UM vs. FSU This Weekend Is Mark Richt's Biggest Game as Canes Coach
Photo by Eric Espada / Miami Athletics

UM vs. FSU This Weekend Is Mark Richt's Biggest Game as Canes Coach

This Saturday, the Miami Hurricanes and the Florida State Seminoles will meet for the 63rd time in their storied rivalry. For decades, UM-FSU has been the most important game on both teams' schedules.

This time around, though, the matchup is bigger than just this season. Saturday's game is a mile marker for Mark Richt as Hurricanes head coach. In fact, it's the biggest game of his young tenure in Coral Gables. It's not a must-win game, but it's certainly a should-win game.

Florida State is down. Actually, by just about every statistical and eyeball measure, FSU is a terrible football team. Though the Seminoles' record is 2-2, they've been trailing late in every game they've played, including at home against tiny Samford, and they have looked pathetic. Under first-year coach Willie Taggart, the Seminoles look lost. They have no business beating Miami this weekend. They aren't nearly as good.

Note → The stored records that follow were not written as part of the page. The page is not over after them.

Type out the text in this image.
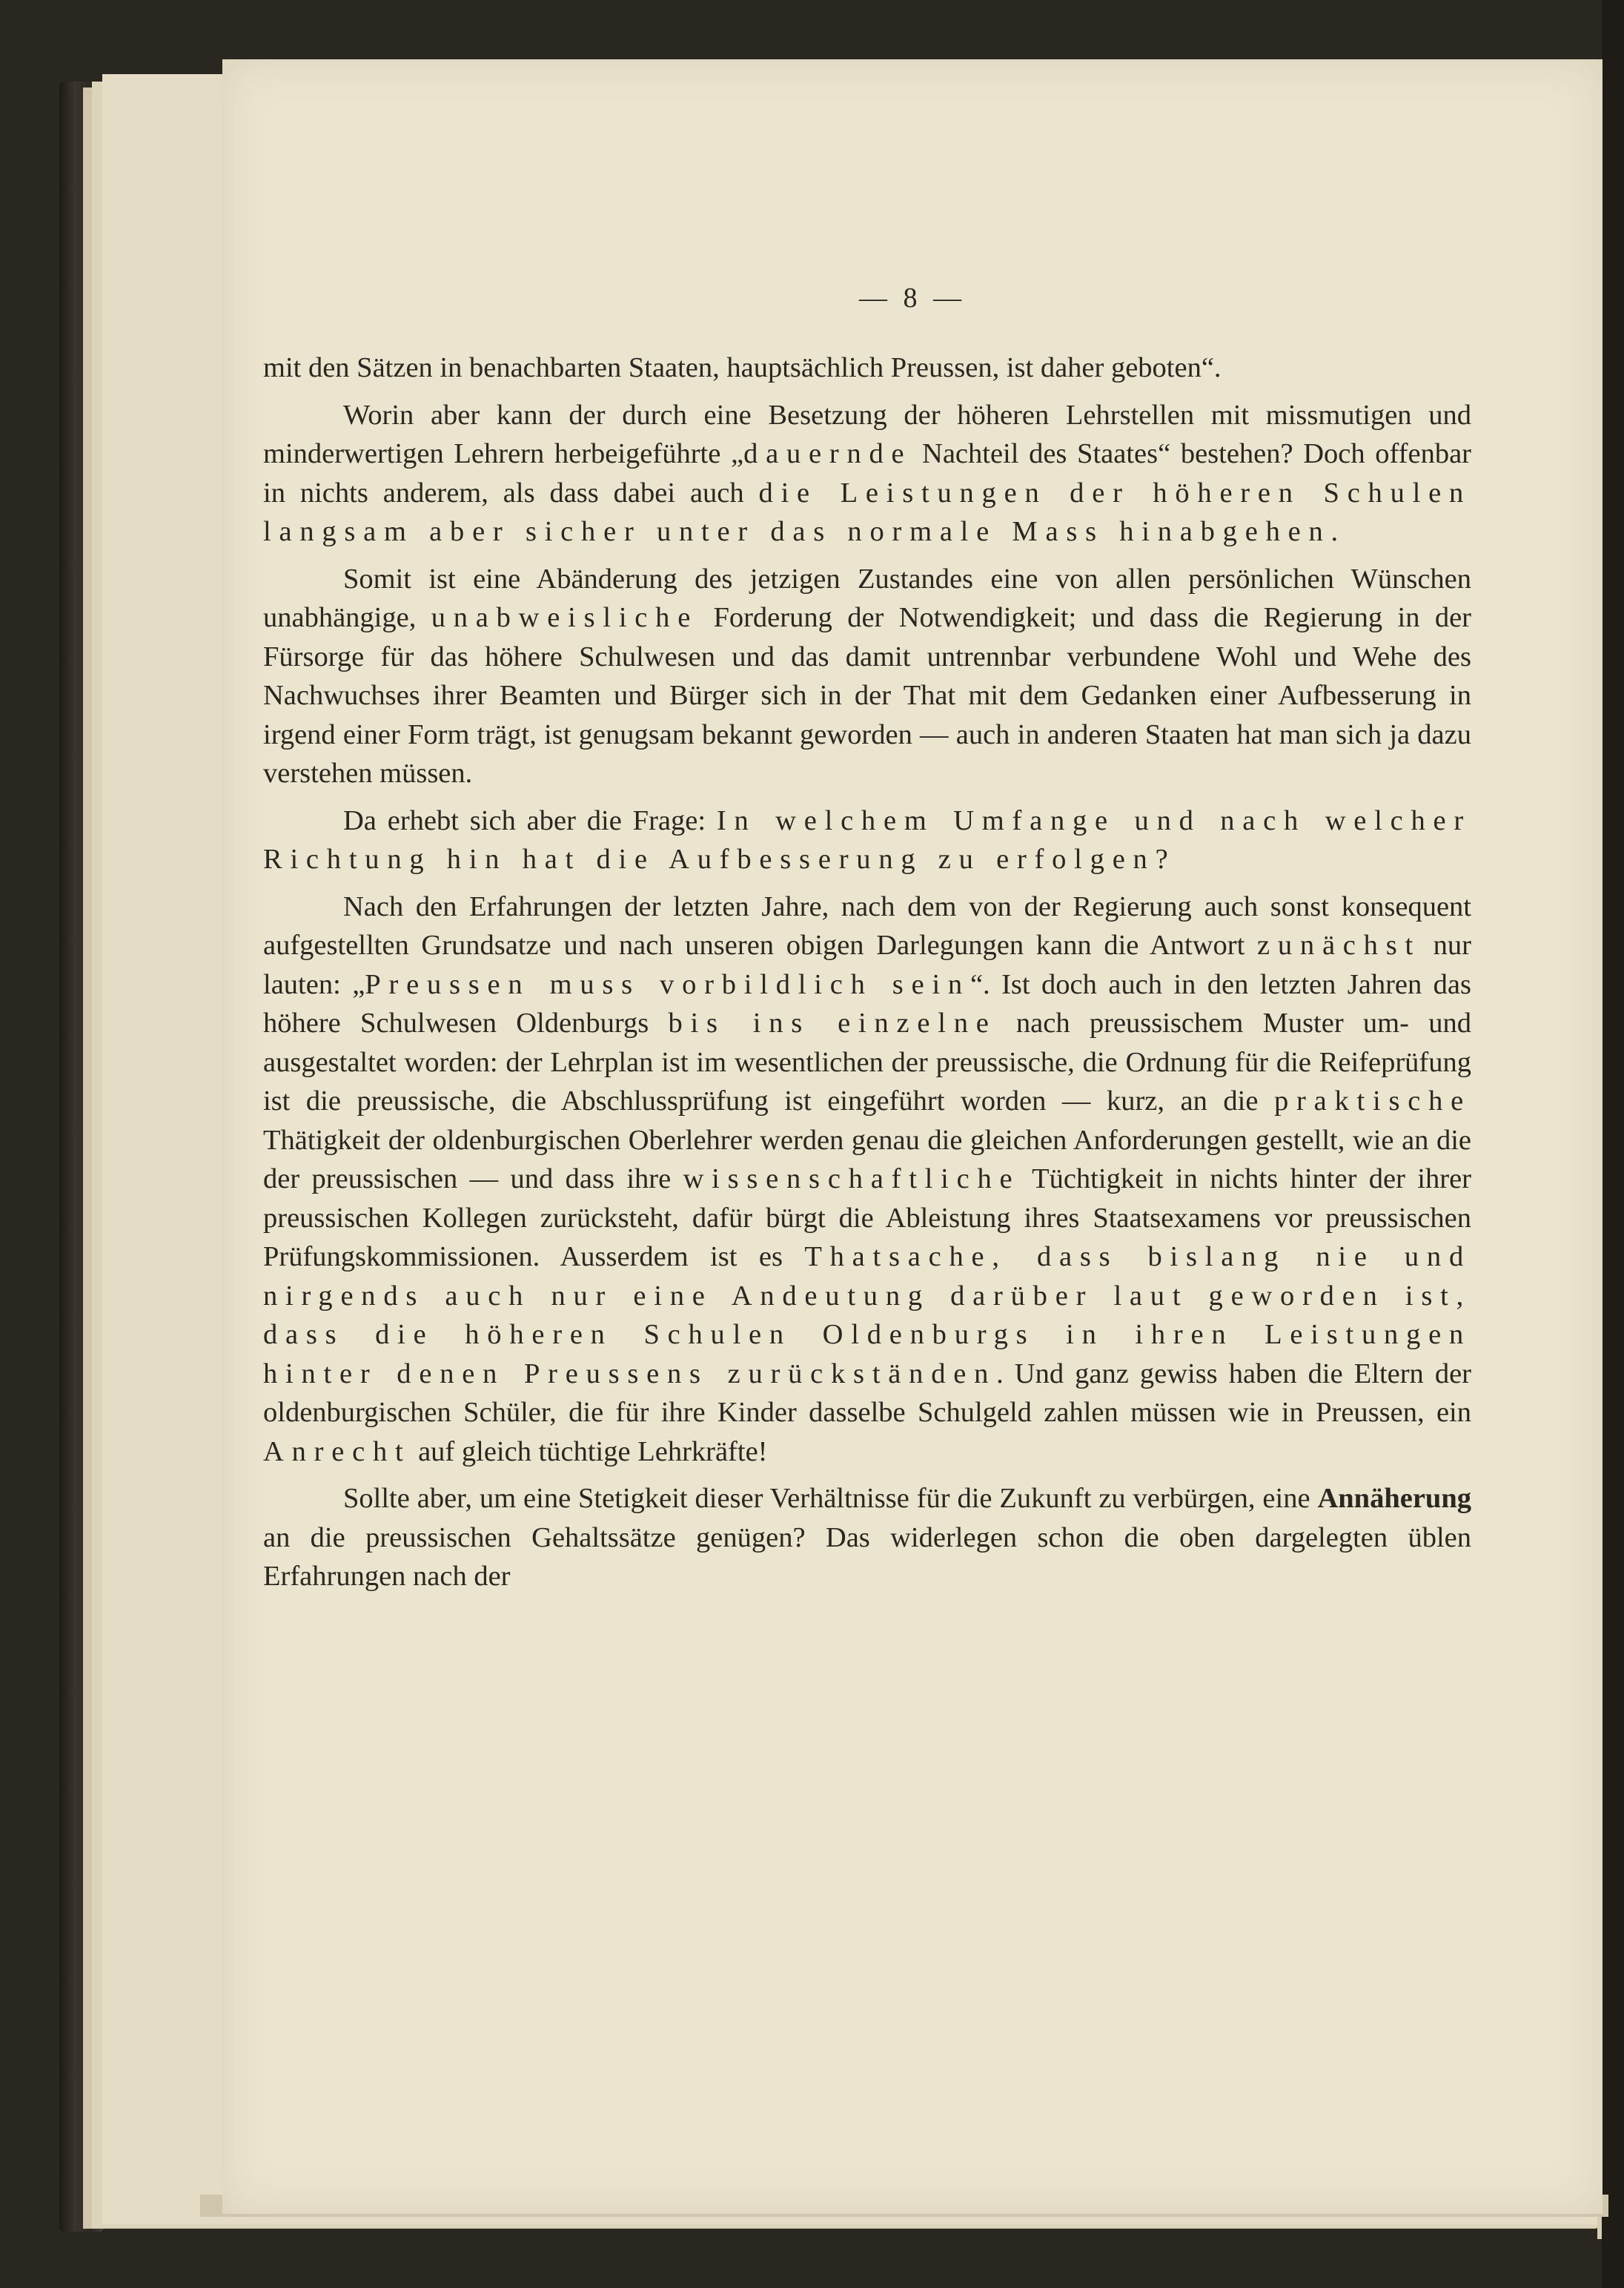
— 8 —

mit den Sätzen in benachbarten Staaten, hauptsächlich Preussen, ist daher geboten“.

Worin aber kann der durch eine Besetzung der höheren Lehrstellen mit missmutigen und minderwertigen Lehrern herbeigeführte „dauernde Nachteil des Staates“ bestehen? Doch offenbar in nichts anderem, als dass dabei auch die Leistungen der höheren Schulen langsam aber sicher unter das normale Mass hinabgehen.

Somit ist eine Abänderung des jetzigen Zustandes eine von allen persönlichen Wünschen unabhängige, unabweisliche Forderung der Notwendigkeit; und dass die Regierung in der Fürsorge für das höhere Schulwesen und das damit untrennbar verbundene Wohl und Wehe des Nachwuchses ihrer Beamten und Bürger sich in der That mit dem Gedanken einer Aufbesserung in irgend einer Form trägt, ist genugsam bekannt geworden — auch in anderen Staaten hat man sich ja dazu verstehen müssen.

Da erhebt sich aber die Frage: In welchem Umfange und nach welcher Richtung hin hat die Aufbesserung zu erfolgen?

Nach den Erfahrungen der letzten Jahre, nach dem von der Regierung auch sonst konsequent aufgestellten Grundsatze und nach unseren obigen Darlegungen kann die Antwort zunächst nur lauten: „Preussen muss vorbildlich sein“. Ist doch auch in den letzten Jahren das höhere Schulwesen Oldenburgs bis ins einzelne nach preussischem Muster um- und ausgestaltet worden: der Lehrplan ist im wesentlichen der preussische, die Ordnung für die Reifeprüfung ist die preussische, die Abschlussprüfung ist eingeführt worden — kurz, an die praktische Thätigkeit der oldenburgischen Oberlehrer werden genau die gleichen Anforderungen gestellt, wie an die der preussischen — und dass ihre wissenschaftliche Tüchtigkeit in nichts hinter der ihrer preussischen Kollegen zurücksteht, dafür bürgt die Ableistung ihres Staatsexamens vor preussischen Prüfungskommissionen. Ausserdem ist es Thatsache, dass bislang nie und nirgends auch nur eine Andeutung darüber laut geworden ist, dass die höheren Schulen Oldenburgs in ihren Leistungen hinter denen Preussens zurückständen. Und ganz gewiss haben die Eltern der oldenburgischen Schüler, die für ihre Kinder dasselbe Schulgeld zahlen müssen wie in Preussen, ein Anrecht auf gleich tüchtige Lehrkräfte!

Sollte aber, um eine Stetigkeit dieser Verhältnisse für die Zukunft zu verbürgen, eine Annäherung an die preussischen Gehaltssätze genügen? Das widerlegen schon die oben dargelegten üblen Erfahrungen nach der
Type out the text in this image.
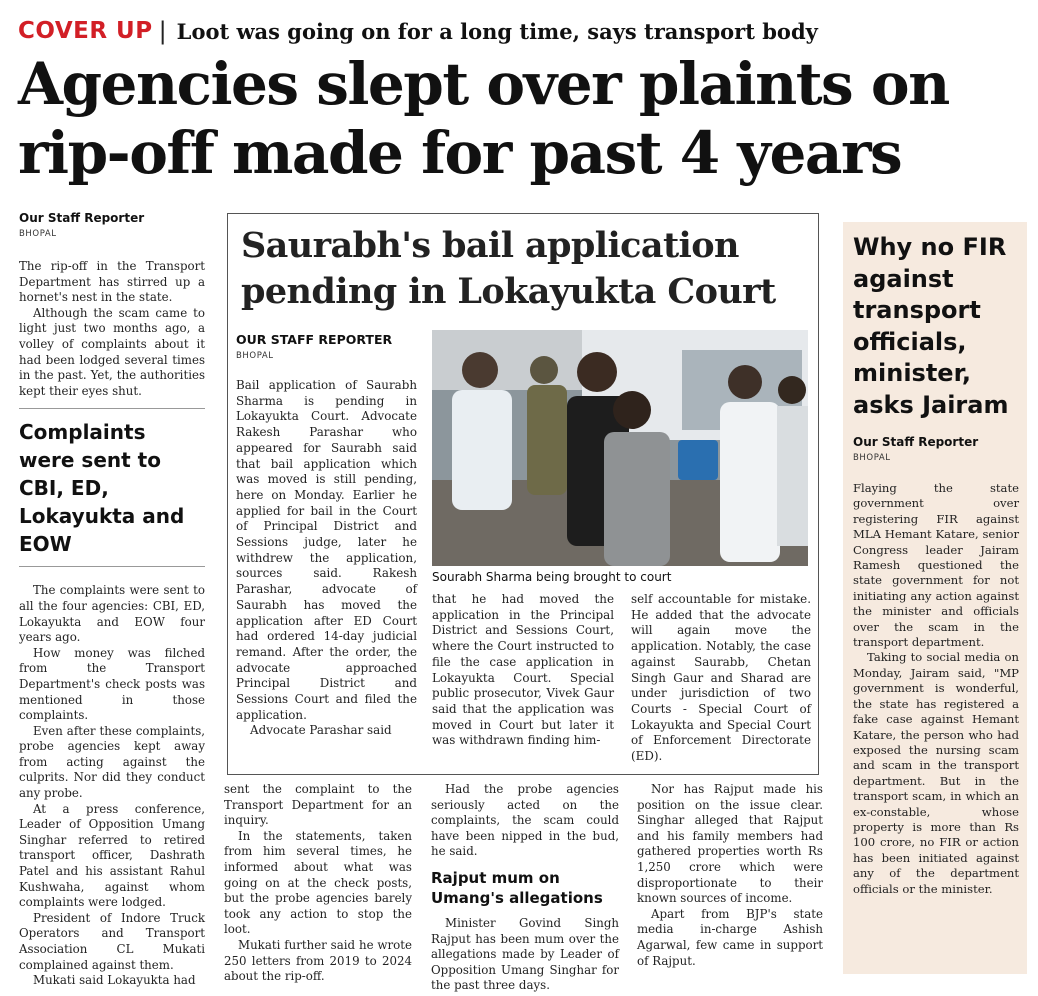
COVER UP | Loot was going on for a long time, says transport body
Agencies slept over plaints on
rip-off made for past 4 years
Our Staff Reporter
BHOPAL

The rip-off in the Transport Department has stirred up a hornet's nest in the state.

Although the scam came to light just two months ago, a volley of complaints about it had been lodged several times in the past. Yet, the authorities kept their eyes shut.

Complaints were sent to CBI, ED, Lokayukta and EOW

The complaints were sent to all the four agencies: CBI, ED, Lokayukta and EOW four years ago.

How money was filched from the Transport Department's check posts was mentioned in those complaints.

Even after these complaints, probe agencies kept away from acting against the culprits. Nor did they conduct any probe.

At a press conference, Leader of Opposition Umang Singhar referred to retired transport officer, Dashrath Patel and his assistant Rahul Kushwaha, against whom complaints were lodged.

President of Indore Truck Operators and Transport Association CL Mukati complained against them.

Mukati said Lokayukta had

Saurabh's bail application
pending in Lokayukta Court
OUR STAFF REPORTER
BHOPAL

Bail application of Saurabh Sharma is pending in Lokayukta Court. Advocate Rakesh Parashar who appeared for Saurabh said that bail application which was moved is still pending, here on Monday. Earlier he applied for bail in the Court of Principal District and Sessions judge, later he withdrew the application, sources said. Rakesh Parashar, advocate of Saurabh has moved the application after ED Court had ordered 14-day judicial remand. After the order, the advocate approached Principal District and Sessions Court and filed the application.

Advocate Parashar said

Sourabh Sharma being brought to court

that he had moved the application in the Principal District and Sessions Court, where the Court instructed to file the case application in Lokayukta Court. Special public prosecutor, Vivek Gaur said that the application was moved in Court but later it was withdrawn finding him-

self accountable for mistake. He added that the advocate will again move the application. Notably, the case against Saurabb, Chetan Singh Gaur and Sharad are under jurisdiction of two Courts - Special Court of Lokayukta and Special Court of Enforcement Directorate (ED).

sent the complaint to the Transport Department for an inquiry.

In the statements, taken from him several times, he informed about what was going on at the check posts, but the probe agencies barely took any action to stop the loot.

Mukati further said he wrote 250 letters from 2019 to 2024 about the rip-off.

Had the probe agencies seriously acted on the complaints, the scam could have been nipped in the bud, he said.

Rajput mum on Umang's allegations

Minister Govind Singh Rajput has been mum over the allegations made by Leader of Opposition Umang Singhar for the past three days.

Nor has Rajput made his position on the issue clear. Singhar alleged that Rajput and his family members had gathered properties worth Rs 1,250 crore which were disproportionate to their known sources of income.

Apart from BJP's state media in-charge Ashish Agarwal, few came in support of Rajput.

Why no FIR against transport officials, minister, asks Jairam
Our Staff Reporter
BHOPAL

Flaying the state government over registering FIR against MLA Hemant Katare, senior Congress leader Jairam Ramesh questioned the state government for not initiating any action against the minister and officials over the scam in the transport department.

Taking to social media on Monday, Jairam said, "MP government is wonderful, the state has registered a fake case against Hemant Katare, the person who had exposed the nursing scam and scam in the transport department. But in the transport scam, in which an ex-constable, whose property is more than Rs 100 crore, no FIR or action has been initiated against any of the department officials or the minister.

That's what makes this game such a dangerous one for Richt and his team. If they win, it will be two victories in a row for UM over FSU. If they lose, however, it would not only end the Canes' slim chances of a national championship run this season, but also slow the momentum on the recruiting trail, give the Taggart era in Tallahassee a huge signature win, and saddle Miami with yet another disappointing loss sure to doom this season to the "just all right" file.

If Florida State is a zombie, Miami must double-tap kill it. Richt can't afford to lose an opportunity to claim the title as the obvious state champions in Florida. A win this Saturday would not only catapult Miami toward a possible one-loss playoff berth this year, but also set the stage for a run of dominance on the recruiting trail and, thus, for many years to come on the field.

Saturday is Richt's biggest game as head coach at Miami. With a win, UM can stick a fork in FSU and stick itself into the national-championship conversation. A loss would do exactly the opposite.